Qui, aujourd’hui, parmi les amateurs de garde-temps, ignore encore l’existence de l’AHCI et de sa trentaine de membres ? Qui ignore les projets menés à bien par Time Aeon sur la transmission des savoirs horlogers avec les projets « Naissance d’une montre » ? En intégrant le Salon International de la Haute Horlogerie en 2016, ces créateurs faisaient encore un pas supplémentaire en termes de notoriété. Quelque cinq ans plus tard, on peut aujourd’hui parler de consécration. « Nous constatons un énorme intérêt pour quelques marques indépendantes qui fabriquent entre 25 et 200 montres par an, rapporte Leon Adams, propriétaire de Cellini, détaillant horloger à New York. Des pièces éminemment désirables parce qu’elles offrent une esthétique unique, parce qu’elles sont produites en très petites séries et parce qu’elles proviennent d’artisans parmi les meilleurs au monde. »

Voutilainen Yozakura

Talent, audace, tour de main, maîtrise technique : les indépendants ont prouvé que l’on pouvait aussi voir l’horlogerie par le bout de la lorgnette artisanale avec une originalité débridée. Financièrement, cette démarche n’est probablement pas à la portée de tout un chacun mais pas non plus réservée uniquement aux plus fortunés. De quoi entretenir le rêve et apporter la preuve que la mesure du temps, malgré ses siècles d’histoire, sait encore se réinventer. « Acheter une montre auprès d’un horloger indépendant de nos jours, c’est comme acheter un tableau à un artiste vivant, déclare Rémi Guillemin, responsable du département horloger chez Christie’s Genève. Vous pouvez vraiment suivre son travail et même entrer en contact avec lui. Cet aspect humain, c’est précisément ce que les collectionneurs recherchent vraiment. »

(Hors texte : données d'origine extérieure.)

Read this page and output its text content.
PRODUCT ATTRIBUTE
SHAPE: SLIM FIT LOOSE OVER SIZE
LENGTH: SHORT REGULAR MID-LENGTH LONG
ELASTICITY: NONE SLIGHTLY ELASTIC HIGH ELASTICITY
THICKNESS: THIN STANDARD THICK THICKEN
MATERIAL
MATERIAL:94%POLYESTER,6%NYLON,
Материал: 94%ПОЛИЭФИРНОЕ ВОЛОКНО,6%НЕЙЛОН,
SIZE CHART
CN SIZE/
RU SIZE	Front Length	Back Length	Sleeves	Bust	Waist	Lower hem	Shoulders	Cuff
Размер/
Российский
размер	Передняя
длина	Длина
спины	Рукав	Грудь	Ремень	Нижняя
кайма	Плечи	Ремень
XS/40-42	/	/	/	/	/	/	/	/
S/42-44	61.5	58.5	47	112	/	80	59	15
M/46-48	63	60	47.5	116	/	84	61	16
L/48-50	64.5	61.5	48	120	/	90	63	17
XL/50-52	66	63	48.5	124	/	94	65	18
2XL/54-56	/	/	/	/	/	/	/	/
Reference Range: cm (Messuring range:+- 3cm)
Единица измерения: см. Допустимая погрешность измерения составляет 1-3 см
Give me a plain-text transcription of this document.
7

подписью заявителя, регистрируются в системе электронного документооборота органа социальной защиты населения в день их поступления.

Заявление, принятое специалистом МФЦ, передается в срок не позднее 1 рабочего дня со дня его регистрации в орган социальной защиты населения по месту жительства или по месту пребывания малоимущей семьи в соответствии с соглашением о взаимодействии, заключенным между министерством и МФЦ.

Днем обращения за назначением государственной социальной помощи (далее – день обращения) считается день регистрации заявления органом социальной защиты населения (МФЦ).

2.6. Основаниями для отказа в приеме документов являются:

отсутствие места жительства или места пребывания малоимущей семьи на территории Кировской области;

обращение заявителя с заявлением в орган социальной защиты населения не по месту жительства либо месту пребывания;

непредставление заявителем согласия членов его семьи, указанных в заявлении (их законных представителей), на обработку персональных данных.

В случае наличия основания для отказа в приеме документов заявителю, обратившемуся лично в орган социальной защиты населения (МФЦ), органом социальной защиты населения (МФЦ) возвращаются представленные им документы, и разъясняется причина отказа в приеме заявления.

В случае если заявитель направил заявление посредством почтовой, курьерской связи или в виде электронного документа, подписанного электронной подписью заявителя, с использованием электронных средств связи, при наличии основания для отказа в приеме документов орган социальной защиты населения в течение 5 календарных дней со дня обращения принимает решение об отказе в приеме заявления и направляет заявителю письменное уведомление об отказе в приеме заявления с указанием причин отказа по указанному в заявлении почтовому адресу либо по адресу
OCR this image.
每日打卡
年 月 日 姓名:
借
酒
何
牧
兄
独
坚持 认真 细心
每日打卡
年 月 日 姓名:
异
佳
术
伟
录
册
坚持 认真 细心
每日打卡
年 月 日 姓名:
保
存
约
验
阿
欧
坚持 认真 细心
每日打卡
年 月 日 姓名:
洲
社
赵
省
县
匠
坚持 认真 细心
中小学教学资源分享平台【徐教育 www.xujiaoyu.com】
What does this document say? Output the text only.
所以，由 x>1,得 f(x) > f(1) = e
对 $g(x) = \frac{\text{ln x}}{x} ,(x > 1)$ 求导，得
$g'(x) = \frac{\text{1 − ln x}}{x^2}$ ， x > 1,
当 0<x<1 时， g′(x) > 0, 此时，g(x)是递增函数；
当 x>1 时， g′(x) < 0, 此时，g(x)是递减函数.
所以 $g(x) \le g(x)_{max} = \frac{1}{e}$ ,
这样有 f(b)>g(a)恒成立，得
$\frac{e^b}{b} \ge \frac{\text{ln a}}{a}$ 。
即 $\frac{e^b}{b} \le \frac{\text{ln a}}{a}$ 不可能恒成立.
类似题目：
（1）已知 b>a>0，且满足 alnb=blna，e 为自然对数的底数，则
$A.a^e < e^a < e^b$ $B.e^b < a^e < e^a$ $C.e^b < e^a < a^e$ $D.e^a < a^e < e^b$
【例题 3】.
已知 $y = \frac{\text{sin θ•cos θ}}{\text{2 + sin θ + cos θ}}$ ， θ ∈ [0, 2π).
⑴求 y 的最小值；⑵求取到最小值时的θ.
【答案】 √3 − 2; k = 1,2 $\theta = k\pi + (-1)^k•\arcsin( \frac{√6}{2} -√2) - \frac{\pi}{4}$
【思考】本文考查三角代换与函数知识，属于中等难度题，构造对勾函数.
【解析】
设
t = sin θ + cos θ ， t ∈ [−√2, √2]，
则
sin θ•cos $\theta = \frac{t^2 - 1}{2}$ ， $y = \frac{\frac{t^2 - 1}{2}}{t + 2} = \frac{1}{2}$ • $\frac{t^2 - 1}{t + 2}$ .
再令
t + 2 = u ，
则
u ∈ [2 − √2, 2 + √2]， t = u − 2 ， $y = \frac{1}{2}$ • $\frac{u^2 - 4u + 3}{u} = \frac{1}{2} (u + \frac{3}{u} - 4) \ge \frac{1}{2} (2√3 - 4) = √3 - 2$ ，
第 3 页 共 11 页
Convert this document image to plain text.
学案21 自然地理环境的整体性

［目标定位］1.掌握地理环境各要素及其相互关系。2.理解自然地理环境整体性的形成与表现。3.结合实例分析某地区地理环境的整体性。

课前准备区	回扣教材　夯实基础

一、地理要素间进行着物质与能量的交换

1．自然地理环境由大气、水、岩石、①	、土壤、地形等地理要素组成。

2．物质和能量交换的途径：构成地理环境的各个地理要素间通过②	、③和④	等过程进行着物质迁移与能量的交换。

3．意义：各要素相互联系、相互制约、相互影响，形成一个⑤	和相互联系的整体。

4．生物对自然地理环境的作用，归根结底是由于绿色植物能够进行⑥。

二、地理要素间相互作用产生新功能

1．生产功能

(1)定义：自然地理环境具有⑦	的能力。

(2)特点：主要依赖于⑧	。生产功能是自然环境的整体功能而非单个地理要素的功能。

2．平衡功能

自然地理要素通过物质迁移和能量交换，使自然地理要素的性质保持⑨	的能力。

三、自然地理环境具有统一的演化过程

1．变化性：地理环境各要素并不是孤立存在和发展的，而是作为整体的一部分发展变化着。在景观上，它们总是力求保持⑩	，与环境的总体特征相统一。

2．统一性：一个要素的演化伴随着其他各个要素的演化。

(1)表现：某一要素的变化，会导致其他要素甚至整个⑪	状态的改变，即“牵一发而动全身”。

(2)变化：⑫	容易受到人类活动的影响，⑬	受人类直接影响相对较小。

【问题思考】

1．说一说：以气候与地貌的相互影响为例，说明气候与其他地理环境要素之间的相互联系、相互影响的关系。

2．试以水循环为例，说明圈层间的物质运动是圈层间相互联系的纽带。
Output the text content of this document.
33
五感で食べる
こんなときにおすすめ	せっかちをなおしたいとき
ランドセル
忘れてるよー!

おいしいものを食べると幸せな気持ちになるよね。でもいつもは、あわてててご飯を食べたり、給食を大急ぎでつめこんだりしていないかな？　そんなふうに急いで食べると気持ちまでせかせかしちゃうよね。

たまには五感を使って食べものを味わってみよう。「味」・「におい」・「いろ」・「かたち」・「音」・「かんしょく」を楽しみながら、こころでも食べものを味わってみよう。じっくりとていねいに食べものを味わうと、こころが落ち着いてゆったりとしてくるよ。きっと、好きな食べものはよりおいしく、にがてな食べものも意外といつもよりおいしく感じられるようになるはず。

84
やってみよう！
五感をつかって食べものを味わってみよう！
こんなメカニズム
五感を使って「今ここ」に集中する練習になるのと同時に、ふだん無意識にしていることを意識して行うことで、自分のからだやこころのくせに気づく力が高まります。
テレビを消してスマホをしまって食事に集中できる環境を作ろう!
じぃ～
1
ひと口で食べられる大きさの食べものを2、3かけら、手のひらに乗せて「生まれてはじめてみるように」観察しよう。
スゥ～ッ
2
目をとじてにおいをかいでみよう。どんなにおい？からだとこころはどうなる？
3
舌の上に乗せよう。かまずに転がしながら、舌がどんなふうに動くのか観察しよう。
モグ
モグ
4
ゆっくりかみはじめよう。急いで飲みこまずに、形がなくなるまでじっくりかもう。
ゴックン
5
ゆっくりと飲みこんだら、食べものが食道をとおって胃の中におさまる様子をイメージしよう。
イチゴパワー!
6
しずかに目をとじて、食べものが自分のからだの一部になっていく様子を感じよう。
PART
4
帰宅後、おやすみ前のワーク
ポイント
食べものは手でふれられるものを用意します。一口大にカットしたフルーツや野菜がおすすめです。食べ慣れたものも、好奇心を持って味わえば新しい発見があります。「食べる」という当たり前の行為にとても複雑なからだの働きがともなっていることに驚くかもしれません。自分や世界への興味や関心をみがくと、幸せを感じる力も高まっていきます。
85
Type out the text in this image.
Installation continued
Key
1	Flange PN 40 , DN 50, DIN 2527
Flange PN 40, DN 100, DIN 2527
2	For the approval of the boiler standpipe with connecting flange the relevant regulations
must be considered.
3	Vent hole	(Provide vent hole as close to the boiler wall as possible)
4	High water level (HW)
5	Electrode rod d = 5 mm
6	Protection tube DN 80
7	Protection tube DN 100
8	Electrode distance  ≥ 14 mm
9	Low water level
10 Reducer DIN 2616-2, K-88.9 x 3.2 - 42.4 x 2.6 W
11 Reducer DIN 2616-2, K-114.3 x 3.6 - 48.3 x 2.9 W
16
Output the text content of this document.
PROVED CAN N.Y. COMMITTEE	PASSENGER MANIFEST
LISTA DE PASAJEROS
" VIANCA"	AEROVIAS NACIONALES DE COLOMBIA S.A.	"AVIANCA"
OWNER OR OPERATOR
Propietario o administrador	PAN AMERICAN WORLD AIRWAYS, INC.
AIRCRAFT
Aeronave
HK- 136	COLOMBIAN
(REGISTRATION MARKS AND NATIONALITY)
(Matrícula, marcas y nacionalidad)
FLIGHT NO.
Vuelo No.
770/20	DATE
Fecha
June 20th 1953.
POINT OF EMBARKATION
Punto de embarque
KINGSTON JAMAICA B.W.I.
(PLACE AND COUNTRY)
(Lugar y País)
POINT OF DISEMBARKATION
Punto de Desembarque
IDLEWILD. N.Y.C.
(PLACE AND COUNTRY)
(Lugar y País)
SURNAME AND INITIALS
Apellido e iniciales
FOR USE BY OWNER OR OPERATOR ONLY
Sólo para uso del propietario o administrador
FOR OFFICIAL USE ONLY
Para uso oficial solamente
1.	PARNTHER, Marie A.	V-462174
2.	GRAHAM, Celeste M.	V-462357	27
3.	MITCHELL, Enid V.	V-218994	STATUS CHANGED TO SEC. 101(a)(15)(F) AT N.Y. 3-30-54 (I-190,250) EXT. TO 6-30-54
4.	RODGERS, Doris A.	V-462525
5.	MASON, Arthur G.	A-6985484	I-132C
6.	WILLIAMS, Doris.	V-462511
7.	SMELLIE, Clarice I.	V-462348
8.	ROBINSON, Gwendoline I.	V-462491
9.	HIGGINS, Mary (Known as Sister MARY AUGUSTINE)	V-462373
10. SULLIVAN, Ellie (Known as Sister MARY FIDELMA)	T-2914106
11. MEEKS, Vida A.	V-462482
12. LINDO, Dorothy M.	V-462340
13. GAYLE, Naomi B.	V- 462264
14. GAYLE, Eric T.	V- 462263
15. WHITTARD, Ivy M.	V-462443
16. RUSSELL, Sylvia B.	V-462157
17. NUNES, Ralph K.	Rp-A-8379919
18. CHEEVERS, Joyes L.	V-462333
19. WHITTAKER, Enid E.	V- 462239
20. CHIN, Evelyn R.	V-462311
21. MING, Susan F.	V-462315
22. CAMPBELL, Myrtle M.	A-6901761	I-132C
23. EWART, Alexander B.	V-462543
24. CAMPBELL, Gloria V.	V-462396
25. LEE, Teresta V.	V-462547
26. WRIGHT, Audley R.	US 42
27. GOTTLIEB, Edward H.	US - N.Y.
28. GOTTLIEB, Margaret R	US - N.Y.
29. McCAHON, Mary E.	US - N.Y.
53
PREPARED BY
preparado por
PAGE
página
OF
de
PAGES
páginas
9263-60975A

Bart (à gauche) et Tim Grönefeld

C’est cet aspect « art horloger » qui fait aujourd’hui grimper les encans à des prix stratosphériques. Comme le disent bien Aurel Bacs et Alexandre Ghotbi, chevilles ouvrières des enchères horlogères de Phillips avec conjointement Bacs & Russo, « Philippe Dufour est l’équivalent horloger de Michel-Ange. Il est une icône vivante, et ses créations sont aussi convoitées que les œuvres des plus grands artistes de notre temps. » Et ce qui est vrai de Philippe Dufour l’est assurément pour un nombre de plus en plus important de créateurs. Grönefeld pourra certainement en témoigner.